Voyage le matin à Kaya. Parce que la voiture était archi blindée la veille, nous avions voulu nous alléger pour ce voyage, en demandant à nos interprètes d’arriver un peu plus tard pour le week-end. En vain, ils ont voulu faire du zèle et venir aux présentations. Heureusement cette fois nous avions deux voitures, car  un chercheur de l’ INERA nous accompagnait pour mieux nous introduire aux autorités locales. Nous avons donc salué le service de l’environnement, puis de l’élevage, nous avons rendu visite à messieurs les gendarmes qui nous ont assuré une sécurité absolue. Nous étions guides dans nos démarches par un monsieur d’Assembus, association d’amitié burkinabè-suédoise. Ce gentil monsieur n’avait jamais mis les pieds en Suède mais nous ouvert bien des portes !

Nous avons quelques difficultés pour déjeuner, mais pour une fois n’étions pas pressés : ici, quand on va dans un maquis, on commande d’abord les boissons à une première personne qui oublie toujours d’apporter quelque chose, puis on commande la nourriture a la représentante de la cuisine. Puis pareil la serveuse ne vient jamais avec un calepin mais ne retient jamais tout correctement non plus. Donc, comme d’habitude, après nous avoir promis-jure-craché que la nourriture était prête et arriverai dans 5 minutes, 45 minutes après nous attendions toujours. Et lorsque la bouffe est enfin arrivée, i manquait la moitie des plats et nous avons eu quelques surprises : en commandant des petits pois ou des haricots verts, nous attendions ces légumes, et peut être une sauce aux oignons ou au piments… pas des morceaux de viande ! Les Burkinabès m’ont l’air plus carnivores que les Nigériens, et ils ne peuvent s’empêcher de mettre de la barbaque dans tous les plats, même les plus anodins. Même en demandant, en avance, l’expérience prouve qu’on est jamais bien sur de ce qui va nous arriver sous a dent !

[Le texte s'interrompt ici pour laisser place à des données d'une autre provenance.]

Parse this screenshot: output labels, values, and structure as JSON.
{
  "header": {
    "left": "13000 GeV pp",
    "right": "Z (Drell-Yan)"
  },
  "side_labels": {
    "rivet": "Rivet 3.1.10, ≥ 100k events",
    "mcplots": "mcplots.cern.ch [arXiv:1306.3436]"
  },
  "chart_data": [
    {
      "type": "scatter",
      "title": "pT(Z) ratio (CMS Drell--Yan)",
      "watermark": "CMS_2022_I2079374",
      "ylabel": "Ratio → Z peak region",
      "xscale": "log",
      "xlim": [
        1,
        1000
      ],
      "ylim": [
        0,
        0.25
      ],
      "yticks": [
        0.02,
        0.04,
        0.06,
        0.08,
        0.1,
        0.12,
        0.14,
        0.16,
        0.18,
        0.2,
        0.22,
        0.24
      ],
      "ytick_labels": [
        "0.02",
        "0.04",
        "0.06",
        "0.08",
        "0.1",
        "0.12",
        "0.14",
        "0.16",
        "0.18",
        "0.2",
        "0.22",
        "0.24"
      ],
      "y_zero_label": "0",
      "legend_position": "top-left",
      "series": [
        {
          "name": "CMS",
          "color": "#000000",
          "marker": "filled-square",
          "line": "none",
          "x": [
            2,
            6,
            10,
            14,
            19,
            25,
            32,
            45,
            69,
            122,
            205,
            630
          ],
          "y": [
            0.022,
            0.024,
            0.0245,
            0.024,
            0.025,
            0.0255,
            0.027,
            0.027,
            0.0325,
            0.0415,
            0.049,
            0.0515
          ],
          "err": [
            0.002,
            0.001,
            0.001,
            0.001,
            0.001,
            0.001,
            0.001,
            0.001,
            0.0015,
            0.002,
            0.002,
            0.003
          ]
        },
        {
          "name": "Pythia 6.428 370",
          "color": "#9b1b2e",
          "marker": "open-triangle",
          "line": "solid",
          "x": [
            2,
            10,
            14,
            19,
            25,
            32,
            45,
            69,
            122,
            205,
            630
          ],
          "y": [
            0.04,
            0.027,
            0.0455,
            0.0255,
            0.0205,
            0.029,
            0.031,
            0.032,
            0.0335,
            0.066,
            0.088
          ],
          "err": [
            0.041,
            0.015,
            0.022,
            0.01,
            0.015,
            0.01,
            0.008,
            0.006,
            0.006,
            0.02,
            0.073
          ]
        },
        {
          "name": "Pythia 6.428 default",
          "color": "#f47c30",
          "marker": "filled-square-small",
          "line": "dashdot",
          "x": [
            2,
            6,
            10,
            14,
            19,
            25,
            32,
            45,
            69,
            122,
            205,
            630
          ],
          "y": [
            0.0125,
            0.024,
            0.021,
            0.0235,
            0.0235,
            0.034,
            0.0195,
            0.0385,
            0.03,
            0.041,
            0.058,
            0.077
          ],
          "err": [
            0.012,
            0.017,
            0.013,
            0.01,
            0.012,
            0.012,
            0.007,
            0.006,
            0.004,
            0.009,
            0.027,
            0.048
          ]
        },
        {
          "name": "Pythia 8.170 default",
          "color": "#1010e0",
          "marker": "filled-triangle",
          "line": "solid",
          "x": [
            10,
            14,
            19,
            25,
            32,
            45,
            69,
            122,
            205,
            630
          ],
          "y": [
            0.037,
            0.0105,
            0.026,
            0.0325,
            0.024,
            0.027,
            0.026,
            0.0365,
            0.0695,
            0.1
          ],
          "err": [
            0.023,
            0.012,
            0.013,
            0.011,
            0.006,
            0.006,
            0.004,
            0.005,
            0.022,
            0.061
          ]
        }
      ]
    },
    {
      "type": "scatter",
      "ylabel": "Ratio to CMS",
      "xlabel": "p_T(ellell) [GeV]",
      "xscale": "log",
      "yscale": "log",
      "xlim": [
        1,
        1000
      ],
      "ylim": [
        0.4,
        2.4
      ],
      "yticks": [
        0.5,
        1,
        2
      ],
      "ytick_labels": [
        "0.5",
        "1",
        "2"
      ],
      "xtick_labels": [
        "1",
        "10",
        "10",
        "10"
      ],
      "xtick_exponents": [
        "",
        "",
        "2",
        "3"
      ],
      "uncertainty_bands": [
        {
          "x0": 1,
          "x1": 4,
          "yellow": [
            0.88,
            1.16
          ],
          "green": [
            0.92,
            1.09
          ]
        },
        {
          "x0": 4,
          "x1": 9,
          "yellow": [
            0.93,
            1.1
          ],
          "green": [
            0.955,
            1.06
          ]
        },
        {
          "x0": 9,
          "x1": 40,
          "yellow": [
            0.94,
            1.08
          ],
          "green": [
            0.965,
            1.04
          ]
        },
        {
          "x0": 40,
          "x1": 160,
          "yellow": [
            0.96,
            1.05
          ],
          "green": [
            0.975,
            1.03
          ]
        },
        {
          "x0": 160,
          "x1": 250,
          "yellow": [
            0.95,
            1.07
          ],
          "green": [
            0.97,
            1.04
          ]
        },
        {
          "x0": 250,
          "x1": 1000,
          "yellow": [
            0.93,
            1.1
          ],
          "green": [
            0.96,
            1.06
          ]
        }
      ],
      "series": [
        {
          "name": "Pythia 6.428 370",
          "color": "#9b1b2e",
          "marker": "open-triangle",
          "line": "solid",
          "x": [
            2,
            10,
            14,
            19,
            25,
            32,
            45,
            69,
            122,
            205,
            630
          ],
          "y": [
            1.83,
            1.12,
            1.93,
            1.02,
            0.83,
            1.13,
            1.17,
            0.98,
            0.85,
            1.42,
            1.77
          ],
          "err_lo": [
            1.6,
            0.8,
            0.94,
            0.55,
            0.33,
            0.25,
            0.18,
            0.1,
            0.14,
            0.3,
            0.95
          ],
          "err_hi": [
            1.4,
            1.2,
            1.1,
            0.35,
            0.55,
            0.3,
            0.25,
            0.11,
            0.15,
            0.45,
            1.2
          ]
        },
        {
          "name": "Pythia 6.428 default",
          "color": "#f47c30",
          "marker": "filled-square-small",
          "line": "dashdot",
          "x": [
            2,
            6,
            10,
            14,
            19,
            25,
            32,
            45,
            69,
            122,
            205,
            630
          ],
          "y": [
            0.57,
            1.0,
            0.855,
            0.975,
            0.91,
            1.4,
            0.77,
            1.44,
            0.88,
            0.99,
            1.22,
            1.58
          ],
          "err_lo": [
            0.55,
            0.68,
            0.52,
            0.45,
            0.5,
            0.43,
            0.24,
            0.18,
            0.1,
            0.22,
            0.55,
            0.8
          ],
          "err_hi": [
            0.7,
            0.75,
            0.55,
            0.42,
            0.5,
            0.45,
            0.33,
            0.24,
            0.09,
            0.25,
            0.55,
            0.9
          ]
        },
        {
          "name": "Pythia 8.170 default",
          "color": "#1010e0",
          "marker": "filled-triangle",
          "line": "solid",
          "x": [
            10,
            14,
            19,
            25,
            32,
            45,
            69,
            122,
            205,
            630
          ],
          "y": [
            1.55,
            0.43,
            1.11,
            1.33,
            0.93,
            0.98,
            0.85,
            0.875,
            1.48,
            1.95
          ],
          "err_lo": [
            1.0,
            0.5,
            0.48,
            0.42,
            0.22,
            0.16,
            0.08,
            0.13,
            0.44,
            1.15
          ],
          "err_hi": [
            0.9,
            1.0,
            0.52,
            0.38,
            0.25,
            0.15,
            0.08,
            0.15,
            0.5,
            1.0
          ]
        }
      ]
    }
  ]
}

Nous avons poursuivit notre tour d’amabilités au village de Lebda. Je m’attendais un jour à rencontrer un chef traditionnel vraiment traditionnel, avec tous les salamalecs et génuflexions, et je fus surprise le jour ou cela m’est arrivé ! Dès l’arrivée aux abords du village, nous avons été accueillis par un panneau qui indiquait – je transcris suivant des souvenirs imprécis et romancés – « maison du très vénérable chef du village de Lebda ». Nous sommes rentrés dans une cour nickel chrome, propre comme on n’a pas souvent, une voiture de garée, snif snof, snouf, ça sent le riche ici ! Le chef nous attendait dans son fauteuil presque royal, les gens qui arrivent a lui mettent genoux à terre, coudes à terre, poings à terre, baissent la tête et le regard, mais pouces levés. Je n’ai jamais vu saluer comme ça de ma vie. Sa « cour » comme il le dit lui même, est assise par terre à ses pieds. Il nous reçoit avec des grands mots et des grands gestes. Cet homme est loin d’être le dernier des idiots, il est chirurgien de profession et opère à Ouaga. De ce qu’il nous dit, il est proche du pouvoir, bon copain avec Blaise, ce qui lui permet de doter son petit villages d’infrastructures exceptionnelles : centre médical et maternité, lycée, centre d’alphabétisation, et j’en oublie surement. Il a un air et une attitude de patriarche, paternaliste, c’en est presque amusant. Il nous offre de rencontrer la population dimanche matin pour leur présenter notre travail de recherche. Dans la salle, il y a un vieux à moitié aveugle qui arrive, touche terre et nous voit, il est surpris. Quand il entend la teneur de notre visite, il demande très très humblement, mais avec grande motivation, si les projets qui viennent jusqu’à Lebda viennent jusqu’à son village non loin. Je suppose que M. le Chef de Lebda accapare toute l’aide au développement du district !

Elin et les collègues repartent à Ouaga, avec H2, l’assistant M et notre chauffeur, nous restons en petit comité dans la maison vide de Kaya. Nous dinons dans un maquis local, je tente le riz “sauce feuille” (de baobab) et trouve surtout que ca crises sous la dent. Les africains aiment les gouts amers, et ce n’est pas trop mon cas.